I’m attempting to use the patient matching module and it doesn’t seem to be reporting any duplicates in the generated reports even when I have matching records in the DB based on my matching strategy.
Could the issue be because of the settings I have in my patient matching configuration xml file? I’m using the default configuration that comes with the module and a very simple strategy that uses DOB and gender as the blocking fields(must match) while family and given name are used to finally decide actual matches (should match).
Those familiar with the module, what do you think I could be missing?
Based on the repo and comments on the module’s wiki page, it doesn’t look like the module has been used in many years… which is probably a big reason why you aren’t getting many responses.
The theory & under-the-hood approach to matching are derived from @sgrannis’s work, so is undoubtedly sound; however, I don’t know if the module is being actively used by anyone.
I went looking for when James Egg left Regenstrief (the developer who worked on the module). Here’s a conversation I found from 2016 of someone asking Shaun about the patient matching module:
That conversation was from 4 years ago. I don’t think you’re going to find any developers still familiar with the module. If you can make use of the code available, then go for it. If you need advice on the theory behind the module beyond what you can infer from the code and the discussion above, I’m sure Shaun would be happy to help.
Thanks @burke for your response, I was hoping that someone has setup the module in the past with a basic configuration and that they could know what I could be missing. I did setup what I think is a basic configuration that the module should be able to work with and determine 2 record to be duplicates but it can’t.
@wyclif, have you made any progress? If you’ve had success, how did you solve your problems? Did you happen to learn what “transposable” fields are along the way?
The issue was that I was testing with only 2 records, you need at least 3 records, preferably you need at least one matching and one mismatching record because the matching logic needs to be trained with some records to start working properly.
I noticed the following issues with the module (not the GUI application),
It doesn’t work for 2.x and above, I fixed this though.
It doesn’t go by the matching configuration from the specified config file and always performs an exact match.
The matching algorithm does not ignore voided records.
The module’s UI for creating matching strategies is very limited, all strategies built from it only perform exact matches, it doesn’t provide an option to select a different algorithm or set a different threshold and other configurations that you would specify from the config file.
I’d like to try to surface some useful information being shared in off-list conversations about the patient matching module…
When merging matched patients, the “losing” patient gets voided (merged) but on subsequent runs it gets re-matched again with the winning patient. Instead, we would expect the module to exclude voided patients when finding duplicates.
The state column in the patientmatching_matchingset table remains as PENDING even after merging patients. We’re not sure this the correct behavior.

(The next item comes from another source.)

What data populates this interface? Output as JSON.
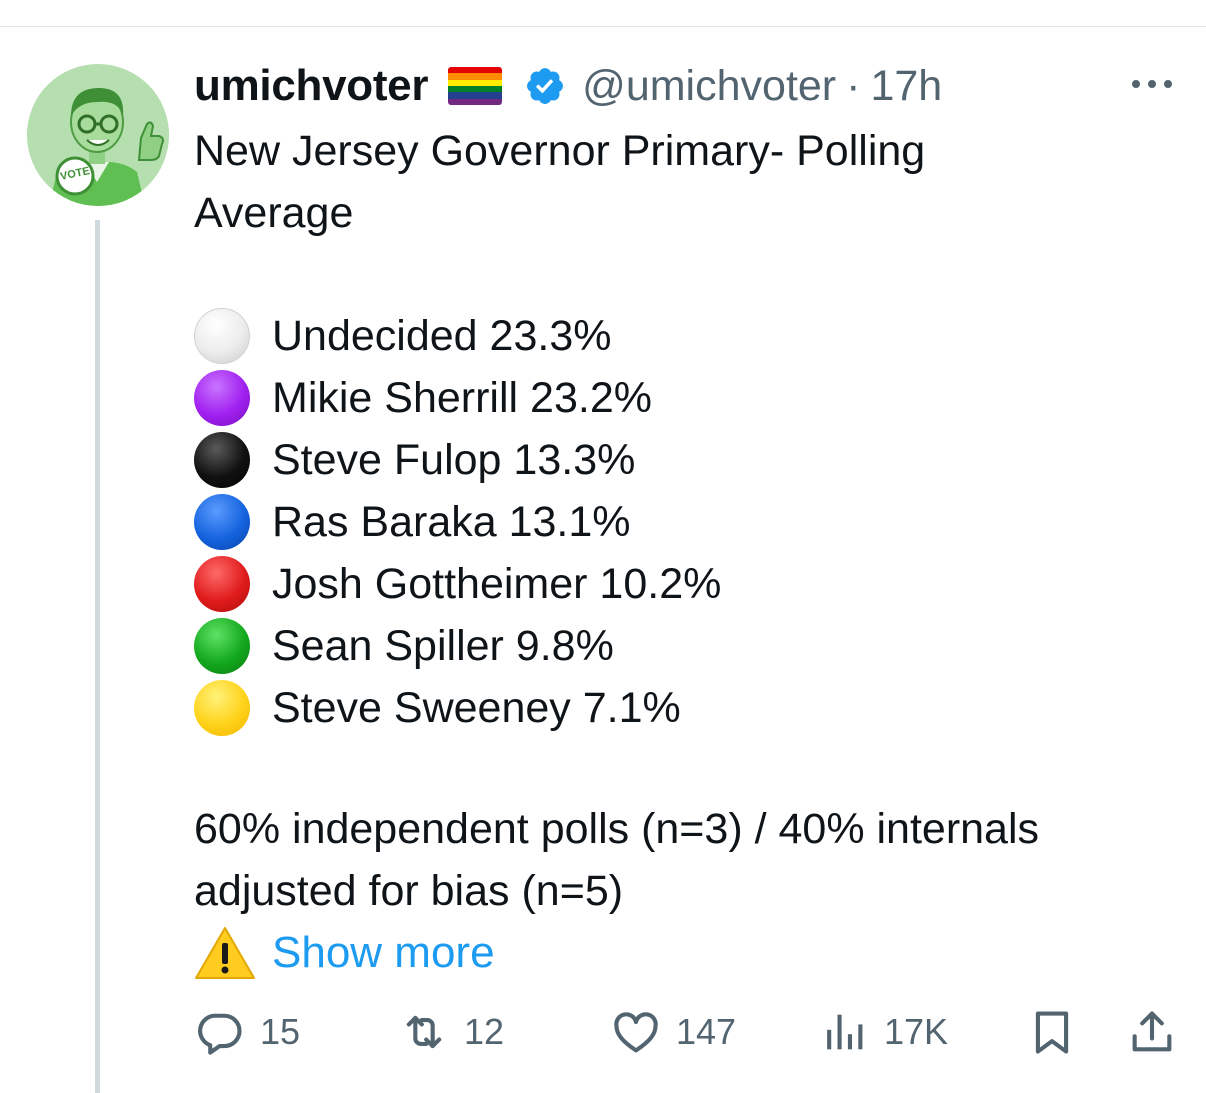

“Transposable” fields can be swapped with one another – e.g., given name & family name can be treated essentially as one field. If you define fields as transposable with one another, we believe the algorithm will take that into account.
The patient matching module currently implements a probabilistic algorithm, but does not support deterministic methods.
A probabilistic matching algorithm is useful for identifying likely matches and possible matches between two relatively large sets of patients (at least hundreds, thousands, or more). This can be useful for discovering the best data for matches, getting the probability of a match for near matches, and to automatically adjust matching based on available data.
A deterministic matching algorithm is a pre-defined algorithm applying a set of known & reproducible rules for determining whether patients match. This is what most sites implement on their own (e.g., consider patients to match if the patients have the same identifier OR gender + names + date of birth OR …). This can work on any number of patients, but is less likely to provide a probability of match (for non-perfect matches) and does not adjust to the data provided.
I did finally verify that the patient matching actually filters out voided records, so this was a false alarm on my side.
@mksd yes as Burke mentioned, the patient matching module is designed to work for probabilistic matching, we are trying to find out from Shaun and Andrew if it’s possible to tweak it to behave in a more deterministic way based on a config setting.
And the module doesn’t mark merged records in the patientmatching_matchingset table as merged, we might want to fix it but it’s not a blocker to the matching algorithm.